Se non fosse necessario coordinare la nuova disciplina con la precedente e se quindi si potesse prescindere dalle interpretazioni già fornite dall’agenzia delle Entrate, la definizione di innovazione non risulterebbe complicata.
Queste necessità portano a richiedere un chiarimento preliminare (anche per comprendere meglio il passato) e, cioè, se con la nuova disciplina si siano voluti introdurre o meno dei “nuovi” crediti d’imposta.

Le interpretazioni
Una prima possibile chiave di lettura porterebbe ad attribuire una continuità definitoria tra le diverse discipline e, quindi, indurrebbe ad attribuire alla disciplina introdotta con la legge di Bilancio una funzione limitata alla differenziazione delle regole applicative rispetto alle diverse attività svolte dalle imprese, nonché alla rimodulazione e alla differenziazione della misura dell’agevolazione (12% o 6 per cento). Se i nuovi crediti non fossero altro che il vecchio credito “riformulato”, si rassicurerebbero le imprese che hanno fruito, fino al 2019, del precedente credito R&S anche per attività oggi identificate come innovazione o design.
Una diversa (e possibile) chiave di lettura avrebbe, di contro, conseguenze significative. La nuova disciplina potrebbe essere considerata come una vera e propria novità, a cui attribuire la funzione di chiarire cosa debba intendersi per ricerca e sviluppo e cosa invece rappresenti tutt’altro. In tale prospettiva, la nuova disciplina da un lato confermerebbe il credito R&S precedente e dall’altro amplierebbe l’ambito oggettivo dell’incentivo, includendo nuove fattispecie agevolabili (innovazione e design).
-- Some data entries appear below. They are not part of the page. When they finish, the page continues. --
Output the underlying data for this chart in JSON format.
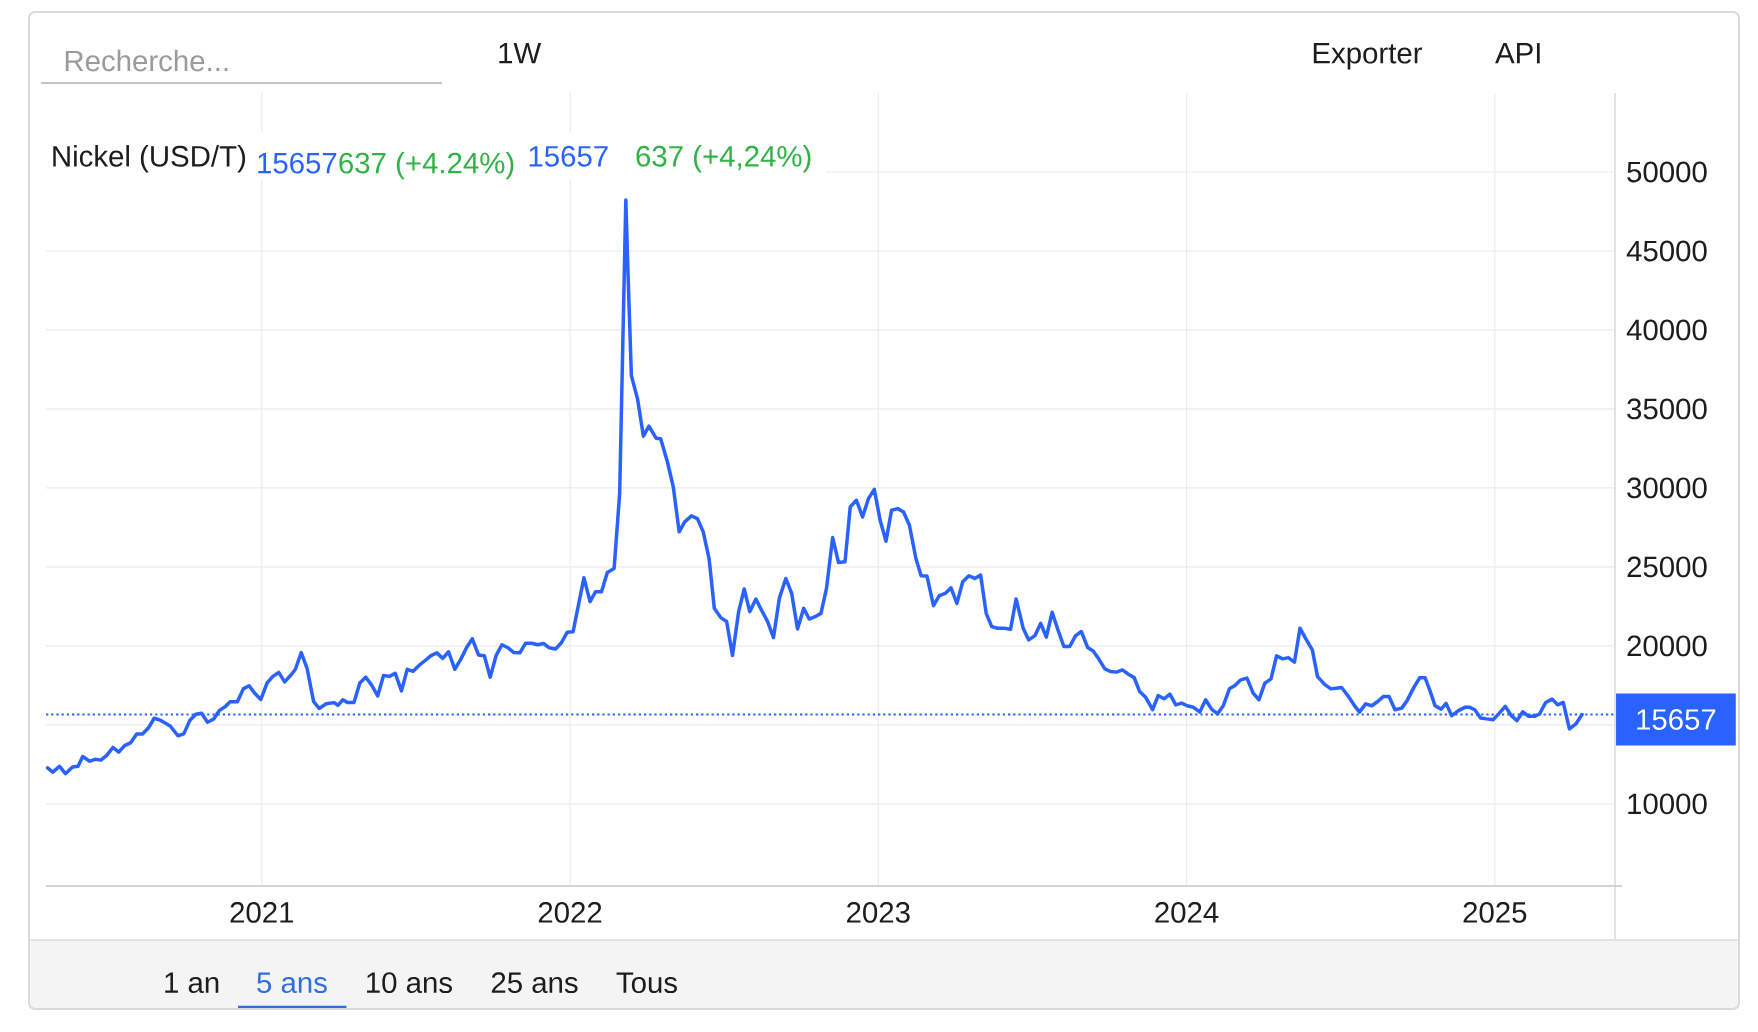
{
  "chart_data": {
    "type": "line",
    "title": "Nickel (USD/T)",
    "annotations": [
      "15657",
      "637 (+4.24%)",
      "15657",
      "637 (+4,24%)",
      "Recherche...",
      "1W",
      "Exporter",
      "API",
      "1 an",
      "5 ans",
      "10 ans",
      "25 ans",
      "Tous"
    ],
    "x": [
      2020.305,
      2020.322,
      2020.344,
      2020.363,
      2020.386,
      2020.404,
      2020.419,
      2020.442,
      2020.459,
      2020.478,
      2020.497,
      2020.517,
      2020.536,
      2020.555,
      2020.574,
      2020.594,
      2020.613,
      2020.632,
      2020.651,
      2020.671,
      2020.703,
      2020.728,
      2020.747,
      2020.767,
      2020.786,
      2020.805,
      2020.824,
      2020.844,
      2020.863,
      2020.882,
      2020.897,
      2020.921,
      2020.94,
      2020.959,
      2020.978,
      2020.997,
      2021.017,
      2021.036,
      2021.055,
      2021.074,
      2021.094,
      2021.109,
      2021.128,
      2021.147,
      2021.168,
      2021.186,
      2021.209,
      2021.235,
      2021.247,
      2021.263,
      2021.279,
      2021.299,
      2021.318,
      2021.337,
      2021.356,
      2021.376,
      2021.395,
      2021.414,
      2021.433,
      2021.453,
      2021.472,
      2021.491,
      2021.51,
      2021.529,
      2021.549,
      2021.568,
      2021.587,
      2021.606,
      2021.626,
      2021.645,
      2021.664,
      2021.683,
      2021.703,
      2021.722,
      2021.741,
      2021.76,
      2021.779,
      2021.799,
      2021.818,
      2021.837,
      2021.856,
      2021.876,
      2021.895,
      2021.914,
      2021.933,
      2021.953,
      2021.972,
      2021.991,
      2022.01,
      2022.045,
      2022.065,
      2022.083,
      2022.102,
      2022.121,
      2022.143,
      2022.161,
      2022.181,
      2022.188,
      2022.199,
      2022.219,
      2022.238,
      2022.256,
      2022.279,
      2022.294,
      2022.316,
      2022.335,
      2022.354,
      2022.372,
      2022.394,
      2022.413,
      2022.432,
      2022.451,
      2022.468,
      2022.489,
      2022.508,
      2022.527,
      2022.547,
      2022.565,
      2022.583,
      2022.603,
      2022.622,
      2022.641,
      2022.66,
      2022.679,
      2022.7,
      2022.719,
      2022.738,
      2022.758,
      2022.776,
      2022.795,
      2022.814,
      2022.832,
      2022.852,
      2022.871,
      2022.892,
      2022.909,
      2022.929,
      2022.949,
      2022.968,
      2022.987,
      2023.006,
      2023.025,
      2023.043,
      2023.063,
      2023.082,
      2023.101,
      2023.122,
      2023.139,
      2023.158,
      2023.179,
      2023.198,
      2023.217,
      2023.236,
      2023.255,
      2023.274,
      2023.294,
      2023.313,
      2023.332,
      2023.35,
      2023.368,
      2023.387,
      2023.409,
      2023.429,
      2023.447,
      2023.47,
      2023.488,
      2023.508,
      2023.527,
      2023.545,
      2023.564,
      2023.583,
      2023.602,
      2023.621,
      2023.64,
      2023.659,
      2023.679,
      2023.697,
      2023.715,
      2023.735,
      2023.753,
      2023.773,
      2023.792,
      2023.811,
      2023.83,
      2023.848,
      2023.868,
      2023.89,
      2023.908,
      2023.927,
      2023.946,
      2023.965,
      2023.984,
      2024.002,
      2024.022,
      2024.043,
      2024.062,
      2024.081,
      2024.101,
      2024.119,
      2024.139,
      2024.157,
      2024.176,
      2024.196,
      2024.216,
      2024.235,
      2024.254,
      2024.274,
      2024.292,
      2024.312,
      2024.33,
      2024.35,
      2024.368,
      2024.387,
      2024.408,
      2024.425,
      2024.447,
      2024.468,
      2024.485,
      2024.503,
      2024.523,
      2024.543,
      2024.561,
      2024.581,
      2024.601,
      2024.62,
      2024.639,
      2024.657,
      2024.676,
      2024.698,
      2024.715,
      2024.737,
      2024.756,
      2024.774,
      2024.79,
      2024.806,
      2024.826,
      2024.842,
      2024.86,
      2024.882,
      2024.903,
      2024.919,
      2024.935,
      2024.954,
      2024.973,
      2024.995,
      2025.014,
      2025.034,
      2025.054,
      2025.072,
      2025.091,
      2025.11,
      2025.129,
      2025.145,
      2025.165,
      2025.186,
      2025.204,
      2025.222,
      2025.242,
      2025.263,
      2025.283
    ],
    "series": [
      {
        "color": "#2962ff",
        "values": [
          12280,
          12010,
          12380,
          11910,
          12330,
          12380,
          13000,
          12700,
          12820,
          12770,
          13070,
          13570,
          13270,
          13690,
          13860,
          14430,
          14430,
          14800,
          15420,
          15300,
          14930,
          14310,
          14430,
          15300,
          15670,
          15740,
          15170,
          15370,
          15920,
          16160,
          16460,
          16460,
          17280,
          17480,
          16980,
          16610,
          17650,
          18070,
          18320,
          17720,
          18140,
          18520,
          19580,
          18570,
          16490,
          16040,
          16340,
          16410,
          16240,
          16590,
          16410,
          16410,
          17650,
          18020,
          17530,
          16830,
          18120,
          18070,
          18270,
          17150,
          18520,
          18390,
          18760,
          19060,
          19380,
          19560,
          19210,
          19630,
          18520,
          19130,
          19880,
          20450,
          19430,
          19380,
          18020,
          19380,
          20070,
          19880,
          19580,
          19560,
          20170,
          20170,
          20070,
          20150,
          19880,
          19800,
          20200,
          20870,
          20900,
          24310,
          22800,
          23430,
          23430,
          24650,
          24900,
          29640,
          48220,
          43630,
          37110,
          35630,
          33280,
          33910,
          33150,
          33110,
          31640,
          30060,
          27220,
          27850,
          28230,
          28060,
          27220,
          25530,
          22380,
          21790,
          21540,
          19390,
          22170,
          23600,
          22170,
          22970,
          22230,
          21540,
          20530,
          23010,
          24270,
          23320,
          21070,
          22380,
          21700,
          21850,
          22060,
          23640,
          26860,
          25280,
          25320,
          28800,
          29220,
          28160,
          29320,
          29910,
          27950,
          26630,
          28590,
          28690,
          28480,
          27640,
          25530,
          24440,
          24420,
          22550,
          23180,
          23320,
          23680,
          22690,
          24060,
          24440,
          24270,
          24480,
          22060,
          21220,
          21120,
          21120,
          21050,
          22970,
          21120,
          20380,
          20650,
          21430,
          20550,
          22130,
          21010,
          19960,
          19960,
          20650,
          20910,
          19900,
          19680,
          19180,
          18550,
          18380,
          18340,
          18480,
          18210,
          18000,
          17110,
          16730,
          15960,
          16860,
          16650,
          16950,
          16270,
          16380,
          16210,
          16120,
          15810,
          16590,
          16000,
          15700,
          16210,
          17280,
          17490,
          17850,
          17960,
          17010,
          16590,
          17640,
          17910,
          19370,
          19180,
          19260,
          18970,
          21120,
          20440,
          19750,
          18060,
          17580,
          17280,
          17320,
          17370,
          16860,
          16270,
          15810,
          16330,
          16210,
          16480,
          16800,
          16800,
          15960,
          16060,
          16520,
          17360,
          17980,
          17980,
          17150,
          16210,
          16000,
          16360,
          15580,
          15900,
          16110,
          16110,
          15960,
          15440,
          15380,
          15330,
          15730,
          16170,
          15580,
          15270,
          15830,
          15540,
          15540,
          15690,
          16420,
          16630,
          16270,
          16420,
          14750,
          15060,
          15657
        ]
      }
    ],
    "xlim": [
      2020.3,
      2025.39
    ],
    "ylim": [
      4800,
      55000
    ],
    "xticks": [
      2021,
      2022,
      2023,
      2024,
      2025
    ],
    "yticks": [
      10000,
      {
        "value": 15000,
        "label": null
      },
      20000,
      25000,
      30000,
      35000,
      40000,
      45000,
      50000
    ],
    "grid": true,
    "ref_lines": [
      {
        "axis": "y",
        "value": 15657,
        "label": "15657",
        "color": "#2962ff",
        "line_style": "dotted"
      }
    ]
  }
}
A questa conclusione, ad esempio, si giungerebbe volendo attribuire una forte valenza sostanziale ai rinvii operati, ai fini definitori, a differenti documenti Ocse per qualificare le diverse attività.

I manuali
In sostanza, si potrebbe affermare che se la previgente disciplina rinviava (indirettamente, trattandosi di un rinvio espresso dall’agenzia delle Entrate) al solo manuale di Frascati, mentre l’attuale disciplina rinvia a quest’ultimo manuale per il credito R&S e al manuale di Oslo per il credito per l’innovazione (peraltro direttamente, trattandosi di un rinvio espresso dalla norma), probabilmente le attività oggi agevolabili sono da intendere diverse da quelle agevolabili in passato. Siffatta interpretazione (illogica se si tiene conto dell’assenza di pregresse chiare indicazioni sull’argomento) potrebbe portare talune imprese a dover riconsiderare le attività assunte ai fini del beneficio fino al 2019.
Il Dm poi dovrà affrontare numerose altre questioni tra le quali, ad esempio, coordinare, la (rigida) posizione assunta dall’Agenzia riguardo al concetto di «novità di settore» (si veda circolare 8/E del 2019) con il concetto di «novità aziendale» caratterizzante l’innovazione definita nel manuale di Oslo.